By Damascène Hakuzimana
On January 4, the Central African Republic re-elected Faustin-Archange Touadéra to the presidency for a second term in the midst of numerous crises, notably a catastrophic security situation involving powerful armed groups. Resources-rich Central Africa, located in the middle of the continent, has been struggling to control rival groups that have been fighting each other along ethnic and religious divisions for many years.

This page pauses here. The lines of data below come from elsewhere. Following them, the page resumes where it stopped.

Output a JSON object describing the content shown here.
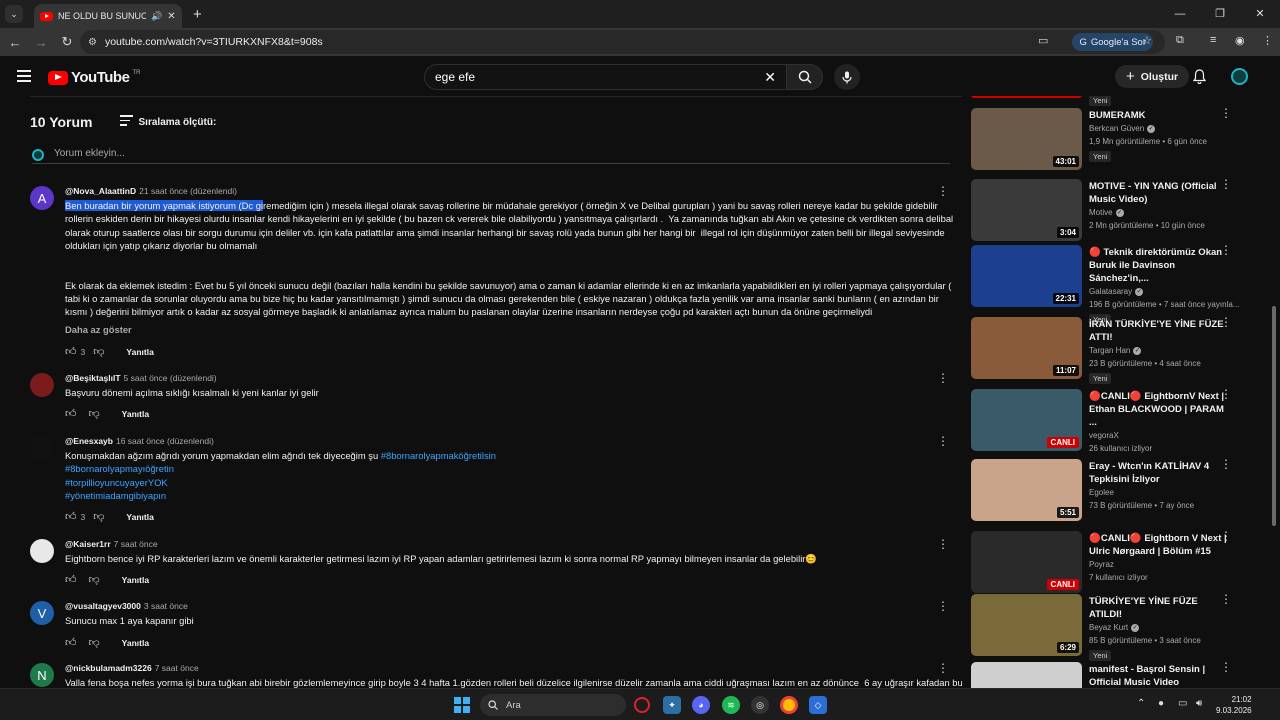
{
  "browser": {
    "tab_title": "NE OLDU BU SUNUCUYA ?!",
    "url": "youtube.com/watch?v=3TIURKXNFX8&t=908s",
    "google_btn": "Google'a Sor"
  },
  "header": {
    "logo": "YouTube",
    "country": "TR",
    "search_value": "ege efe",
    "create_label": "Oluştur"
  },
  "comments_section": {
    "count": "10 Yorum",
    "sort_label": "Sıralama ölçütü:",
    "add_placeholder": "Yorum ekleyin...",
    "show_less": "Daha az göster",
    "reply_label": "Yanıtla",
    "items": [
      {
        "author": "@Nova_AlaattinD",
        "time": "21 saat önce (düzenlendi)",
        "avatar_letter": "A",
        "avatar_color": "#5c35c9",
        "highlight": "Ben buradan bir yorum yapmak istiyorum (Dc gi",
        "text_rest": "remediğim için ) mesela illegal olarak savaş rollerine bir müdahale gerekiyor ( örneğin X ve Delibal gurupları ) yani bu savaş rolleri nereye kadar bu şekilde gidebilir rollerin eskiden derin bir hikayesi olurdu insanlar kendi hikayelerini en iyi şekilde ( bu bazen ck vererek bile olabiliyordu ) yansıtmaya çalışırlardı .  Ya zamanında tuğkan abi Akın ve çetesine ck verdikten sonra delibal olarak oturup saatlerce olası bir sorgu durumu için deliler vb. için kafa patlattılar ama şimdi insanlar herhangi bir savaş rolü yada bunun gibi her hangi bir  illegal rol için düşünmüyor zaten belli bir illegal seviyesinde oldukları için yatıp çıkarız diyorlar bu olmamalı\n\n\nEk olarak da eklemek istedim : Evet bu 5 yıl önceki sunucu değil (bazıları halla kendini bu şekilde savunuyor) ama o zaman ki adamlar ellerinde ki en az imkanlarla yapabildikleri en iyi rolleri yapmaya çalışıyordular ( tabi ki o zamanlar da sorunlar oluyordu ama bu bize hiç bu kadar yansıtılmamıştı ) şimdi sunucu da olması gerekenden bile ( eskiye nazaran ) oldukça fazla yenilik var ama insanlar sanki bunların ( en azından bir kısmı ) değerini bilmiyor artık o kadar az sosyal görmeye başladık ki anlatılamaz ayrıca malum bu paslanan olaylar üzerine insanların nerdeyse çoğu pd karakteri açtı bunun da önüne geçirmeliydi",
        "likes": "3"
      },
      {
        "author": "@BeşiktaşlılT",
        "time": "5 saat önce (düzenlendi)",
        "avatar_color": "#7a1c1c",
        "text": "Başvuru dönemi açılma sıklığı kısalmalı ki yeni kanlar iyi gelir",
        "likes": ""
      },
      {
        "author": "@Enesxayb",
        "time": "16 saat önce (düzenlendi)",
        "avatar_color": "#111111",
        "text": "Konuşmakdan ağzım ağrıdı yorum yapmakdan elim ağrıdı tek diyeceğim şu ",
        "tags": [
          "#8bornarolyapmaköğretilsin",
          "#8bornarolyapmayıöğretin",
          "#torpillioyuncuyayerYOK",
          "#yönetimiadamgibiyapın"
        ],
        "likes": "3"
      },
      {
        "author": "@Kaiser1rr",
        "time": "7 saat önce",
        "avatar_color": "#e8e8e8",
        "text": "Eightborn bence iyi RP karakterleri lazım ve önemli karakterler getirmesi lazım iyi RP yapan adamları getirirlemesi lazım ki sonra normal RP yapmayı bilmeyen insanlar da gelebilir😊",
        "likes": ""
      },
      {
        "author": "@vusaltagyev3000",
        "time": "3 saat önce",
        "avatar_letter": "V",
        "avatar_color": "#1f5fa8",
        "text": "Sunucu max 1 aya kapanır gibi",
        "likes": ""
      },
      {
        "author": "@nickbulamadm3226",
        "time": "7 saat önce",
        "avatar_letter": "N",
        "avatar_color": "#1e7a4b",
        "text": "Valla fena boşa nefes yorma işi bura tuğkan abi birebir gözlemlemeyince girip boyle 3 4 hafta 1.gözden rolleri beli düzelice ilgilenirse düzelir zamanla ama ciddi uğraşması lazım en az dönünce  6 ay uğraşır kafadan bu",
        "likes": ""
      }
    ]
  },
  "sidebar": {
    "new_label": "Yeni",
    "live_label": "CANLI",
    "videos": [
      {
        "title": "BUMERAMK",
        "channel": "Berkcan Güven",
        "verified": true,
        "meta": "1,9 Mn görüntüleme • 6 gün önce",
        "duration": "43:01",
        "new": true,
        "thumb": "#6b5a4a"
      },
      {
        "title": "MOTIVE - YIN YANG (Official Music Video)",
        "channel": "Motive",
        "verified": true,
        "meta": "2 Mn görüntüleme • 10 gün önce",
        "duration": "3:04",
        "new": false,
        "thumb": "#3a3a3a"
      },
      {
        "title": "🔴 Teknik direktörümüz Okan Buruk ile Davinson Sánchez'in,...",
        "channel": "Galatasaray",
        "verified": true,
        "meta": "196 B görüntüleme • 7 saat önce yayınla...",
        "duration": "22:31",
        "new": true,
        "thumb": "#1d3f8f"
      },
      {
        "title": "İRAN TÜRKİYE'YE YİNE FÜZE ATTI!",
        "channel": "Targan Han",
        "verified": true,
        "meta": "23 B görüntüleme • 4 saat önce",
        "duration": "11:07",
        "new": true,
        "thumb": "#8a5b3a"
      },
      {
        "title": "🔴CANLI🔴 EightbornV Next | Ethan BLACKWOOD | PARAM ...",
        "channel": "vegoraX",
        "verified": false,
        "meta": "26 kullanıcı izliyor",
        "duration": "",
        "live": true,
        "new": false,
        "thumb": "#3a5a6a"
      },
      {
        "title": "Eray - Wtcn'ın KATLİHAV 4 Tepkisini İzliyor",
        "channel": "Egolee",
        "verified": false,
        "meta": "73 B görüntüleme • 7 ay önce",
        "duration": "5:51",
        "new": false,
        "thumb": "#c9a48a"
      },
      {
        "title": "🔴CANLI🔴 Eightborn V Next | Ulric Nørgaard | Bölüm #15",
        "channel": "Poyraz",
        "verified": false,
        "meta": "7 kullanıcı izliyor",
        "duration": "",
        "live": true,
        "new": false,
        "thumb": "#2a2a2a"
      },
      {
        "title": "TÜRKİYE'YE YİNE FÜZE ATILDI!",
        "channel": "Beyaz Kurt",
        "verified": true,
        "meta": "85 B görüntüleme • 3 saat önce",
        "duration": "6:29",
        "new": true,
        "thumb": "#7a6a3a"
      },
      {
        "title": "manifest - Başrol Sensin | Official Music Video",
        "channel": "",
        "verified": false,
        "meta": "",
        "duration": "",
        "new": false,
        "thumb": "#cfcfcf"
      }
    ]
  },
  "taskbar": {
    "search": "Ara",
    "time": "21:02",
    "date": "9.03.2026"
  }
}
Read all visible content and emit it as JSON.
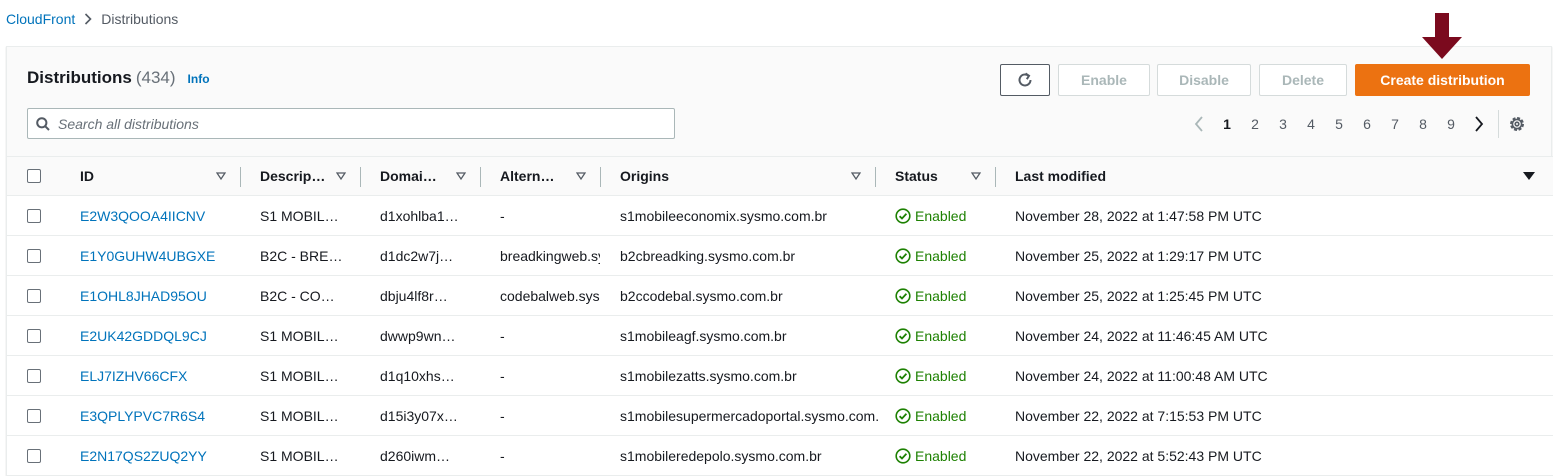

Touadéra’s election is contested, despite official reports that he obtained 53.92 % of the votes, and he will govern a nation embroiled in tumult. Governmental authority has been compromised in the capital city of Bangui, and various rebel groups control two-thirds of the 240,535 square miles of the country’s territory. The BBC reports that disruptions by armed groups occurred in 40% of electoral districts during the election, and the opposition is demanding a rerun. Surrounded by United Nations peacekeeping forces, Touadéra has called for the support of special forces from Rwanda, as well as mercenaries from Russia, to enhance security in the country.
Conflict in Central Africa mounted in 2003, when Francois Bozizé, then a rebel commander, deposed President Ange-Félix Patassé. Bozizé ruled until 2013, when he was unseated by Muslim rebel Seleka. Bozizé fled abroad, and in 2015 the country elected Faustin-Archange Touadéra, who had previously served as prime minister. In 2019, Bozizé returned to Central Africa to run for president, despite an arrest warrant in his name, but his candidature was invalidated. His return was disruptive – he is accused of working behind the scenes to orchestrate a march on Bangui that was intended to seize power by force.
Al-Jazeera reports that the Central Africa government asked for – and received – military support from Rwanda and Russia to help the U.N. peacekeeping force push back the rebels. However, rebels overpowered government forces on January 3 in the town of Bangassou, located 470 miles from Bangui, and are controlling the diamond-rich mines in the region.
With an eye to a share of Central Africa’s natural resources, Russia, Rwanda, and France are among the countries that are helping the region regain normalcy, according to the BBC. They report that Russia has a weakening economy and is looking to expand its market among former Cold War allies.